The rebels want to shut that door for good. Ministers have separately promised to toughen the elections bill when it returns to the Commons on July 14. One government amendment would cap donations from expats at £100,000 for their first year back in the UK. A spokesperson for the housing ministry said the government would keep looking for ways to strengthen the bill.

Reform UK became the first major British party to accept crypto donations back in June 2025. Campaigners have pushed for a full ban for months, arguing the Electoral Commission simply lacks the tools to trace crypto. Ireland and Brazil already enforce outright bans.

What does this mean for the UK crypto market?

For everyday holders of Bitcoin, Ethereum, or USDT, none of this changes anything directly. The ban only covers political donations, not private wallets or exchanges.

But it points to a broader pattern. Regulators on both sides of the Atlantic increasingly treat crypto not just as an investment vehicle, but as a possible channel for opaque money flows. If Byrne's amendment passes, the UK will join Ireland and Brazil on the short list of countries with an outright ban on crypto donations to political parties.

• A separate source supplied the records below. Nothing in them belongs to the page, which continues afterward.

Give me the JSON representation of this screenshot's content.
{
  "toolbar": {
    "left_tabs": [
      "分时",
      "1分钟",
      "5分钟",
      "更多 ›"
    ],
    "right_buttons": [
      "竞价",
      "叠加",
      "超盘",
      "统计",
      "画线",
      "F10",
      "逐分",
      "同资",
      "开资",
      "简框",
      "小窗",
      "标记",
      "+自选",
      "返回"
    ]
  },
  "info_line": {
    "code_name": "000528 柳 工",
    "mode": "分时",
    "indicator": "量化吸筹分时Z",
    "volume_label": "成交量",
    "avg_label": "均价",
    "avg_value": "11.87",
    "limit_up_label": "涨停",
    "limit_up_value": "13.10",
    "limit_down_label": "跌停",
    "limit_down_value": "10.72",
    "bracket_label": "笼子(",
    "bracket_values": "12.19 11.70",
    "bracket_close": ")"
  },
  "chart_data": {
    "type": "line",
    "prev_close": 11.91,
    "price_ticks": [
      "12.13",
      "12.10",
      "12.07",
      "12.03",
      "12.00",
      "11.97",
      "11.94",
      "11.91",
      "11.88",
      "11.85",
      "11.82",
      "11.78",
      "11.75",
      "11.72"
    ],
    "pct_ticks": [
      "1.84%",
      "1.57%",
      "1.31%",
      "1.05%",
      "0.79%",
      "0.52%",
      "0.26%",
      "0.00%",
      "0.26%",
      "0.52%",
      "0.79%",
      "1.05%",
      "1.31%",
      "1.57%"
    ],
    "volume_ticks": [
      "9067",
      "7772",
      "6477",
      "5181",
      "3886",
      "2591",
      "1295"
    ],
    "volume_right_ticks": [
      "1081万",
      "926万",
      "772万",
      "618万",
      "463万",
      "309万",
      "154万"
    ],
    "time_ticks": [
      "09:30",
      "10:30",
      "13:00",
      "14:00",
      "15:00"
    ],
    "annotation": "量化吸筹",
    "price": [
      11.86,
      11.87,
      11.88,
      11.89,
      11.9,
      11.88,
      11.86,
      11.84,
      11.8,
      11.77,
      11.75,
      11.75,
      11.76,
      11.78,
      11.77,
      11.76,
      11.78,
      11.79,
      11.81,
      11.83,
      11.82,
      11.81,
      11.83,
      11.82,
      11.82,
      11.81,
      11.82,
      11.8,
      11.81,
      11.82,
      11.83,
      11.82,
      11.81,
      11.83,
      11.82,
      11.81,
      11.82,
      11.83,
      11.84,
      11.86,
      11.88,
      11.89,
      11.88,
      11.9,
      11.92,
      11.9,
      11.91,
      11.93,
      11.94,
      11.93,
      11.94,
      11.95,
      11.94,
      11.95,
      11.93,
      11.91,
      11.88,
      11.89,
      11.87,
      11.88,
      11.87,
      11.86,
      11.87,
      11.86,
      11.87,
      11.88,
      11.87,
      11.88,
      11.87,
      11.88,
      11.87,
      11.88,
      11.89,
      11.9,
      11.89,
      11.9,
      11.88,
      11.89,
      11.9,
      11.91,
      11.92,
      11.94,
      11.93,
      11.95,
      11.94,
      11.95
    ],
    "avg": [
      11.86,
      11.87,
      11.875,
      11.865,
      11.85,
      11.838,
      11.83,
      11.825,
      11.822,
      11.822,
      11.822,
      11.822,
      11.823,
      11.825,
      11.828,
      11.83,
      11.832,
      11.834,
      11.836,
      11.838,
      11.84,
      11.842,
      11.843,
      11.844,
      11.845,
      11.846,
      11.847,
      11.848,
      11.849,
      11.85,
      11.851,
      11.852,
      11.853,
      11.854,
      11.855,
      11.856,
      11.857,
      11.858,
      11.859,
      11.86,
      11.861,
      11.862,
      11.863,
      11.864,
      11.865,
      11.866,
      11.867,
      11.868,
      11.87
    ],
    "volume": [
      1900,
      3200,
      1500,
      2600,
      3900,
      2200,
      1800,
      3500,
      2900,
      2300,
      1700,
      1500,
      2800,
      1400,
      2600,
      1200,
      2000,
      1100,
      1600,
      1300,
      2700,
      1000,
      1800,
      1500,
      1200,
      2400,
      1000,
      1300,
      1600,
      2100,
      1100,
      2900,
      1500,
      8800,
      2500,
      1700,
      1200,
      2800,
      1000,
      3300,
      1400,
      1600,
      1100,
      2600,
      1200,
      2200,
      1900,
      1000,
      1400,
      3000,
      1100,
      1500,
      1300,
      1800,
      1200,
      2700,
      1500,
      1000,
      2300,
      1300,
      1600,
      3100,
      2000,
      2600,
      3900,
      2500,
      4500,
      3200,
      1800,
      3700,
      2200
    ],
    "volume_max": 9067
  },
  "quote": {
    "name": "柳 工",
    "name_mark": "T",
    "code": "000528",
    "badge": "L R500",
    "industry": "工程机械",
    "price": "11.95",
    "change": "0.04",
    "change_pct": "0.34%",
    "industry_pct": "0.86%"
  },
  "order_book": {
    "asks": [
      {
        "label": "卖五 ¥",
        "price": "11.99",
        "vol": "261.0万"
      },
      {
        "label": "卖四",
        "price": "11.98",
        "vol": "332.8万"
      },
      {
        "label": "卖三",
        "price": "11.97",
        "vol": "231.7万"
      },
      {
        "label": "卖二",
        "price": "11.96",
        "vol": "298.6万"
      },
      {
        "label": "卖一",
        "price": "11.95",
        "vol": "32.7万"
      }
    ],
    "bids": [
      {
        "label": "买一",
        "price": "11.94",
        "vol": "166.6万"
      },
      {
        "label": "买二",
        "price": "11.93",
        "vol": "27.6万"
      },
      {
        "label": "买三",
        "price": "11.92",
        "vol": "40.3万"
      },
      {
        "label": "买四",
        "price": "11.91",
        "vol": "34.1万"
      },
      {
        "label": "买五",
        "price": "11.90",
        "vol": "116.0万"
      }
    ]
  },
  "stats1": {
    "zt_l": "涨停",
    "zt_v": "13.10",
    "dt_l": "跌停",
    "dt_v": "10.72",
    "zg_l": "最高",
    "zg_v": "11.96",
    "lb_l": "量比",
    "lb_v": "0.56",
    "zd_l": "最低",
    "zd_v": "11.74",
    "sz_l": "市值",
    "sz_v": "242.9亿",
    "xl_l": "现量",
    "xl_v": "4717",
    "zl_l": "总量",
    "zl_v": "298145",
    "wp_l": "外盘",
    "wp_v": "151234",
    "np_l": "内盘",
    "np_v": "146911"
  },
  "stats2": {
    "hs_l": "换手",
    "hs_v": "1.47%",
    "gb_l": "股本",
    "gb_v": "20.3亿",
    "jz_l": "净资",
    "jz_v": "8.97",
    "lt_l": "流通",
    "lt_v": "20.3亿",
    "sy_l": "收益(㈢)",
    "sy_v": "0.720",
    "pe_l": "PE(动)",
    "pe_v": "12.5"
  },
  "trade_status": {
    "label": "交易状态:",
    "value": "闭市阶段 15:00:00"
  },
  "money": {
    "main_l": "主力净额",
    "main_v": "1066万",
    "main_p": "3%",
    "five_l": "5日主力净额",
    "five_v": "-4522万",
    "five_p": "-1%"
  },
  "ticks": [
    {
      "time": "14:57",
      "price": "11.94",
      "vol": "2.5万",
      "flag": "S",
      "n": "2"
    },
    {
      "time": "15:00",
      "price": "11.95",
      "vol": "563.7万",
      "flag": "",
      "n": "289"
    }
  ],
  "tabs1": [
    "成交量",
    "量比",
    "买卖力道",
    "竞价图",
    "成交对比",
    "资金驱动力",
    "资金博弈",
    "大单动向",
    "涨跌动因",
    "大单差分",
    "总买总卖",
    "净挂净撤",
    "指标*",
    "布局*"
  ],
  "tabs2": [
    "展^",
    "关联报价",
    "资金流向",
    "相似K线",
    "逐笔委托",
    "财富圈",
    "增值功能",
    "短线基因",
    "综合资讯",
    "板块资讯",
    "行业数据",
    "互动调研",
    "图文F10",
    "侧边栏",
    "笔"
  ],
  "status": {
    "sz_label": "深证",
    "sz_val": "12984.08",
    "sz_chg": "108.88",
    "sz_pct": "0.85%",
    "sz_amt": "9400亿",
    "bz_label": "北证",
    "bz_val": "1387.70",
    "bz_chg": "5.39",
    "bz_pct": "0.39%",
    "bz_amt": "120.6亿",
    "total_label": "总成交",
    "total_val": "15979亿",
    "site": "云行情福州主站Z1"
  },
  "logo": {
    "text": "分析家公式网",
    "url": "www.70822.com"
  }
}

The next test comes on July 14, when the bill returns to the Commons and MPs vote on the fate of the amendments. If Byrne's version passes, it would mark the first time the UK treats crypto donations in law as a toxic funding source rather than just an unusual payment method. The lesson for the rest of the market is simpler: the anonymity that draws some users in remains the top risk in regulators' eyes, and that is exactly what new rules on both sides of the Atlantic will keep targeting in the years ahead.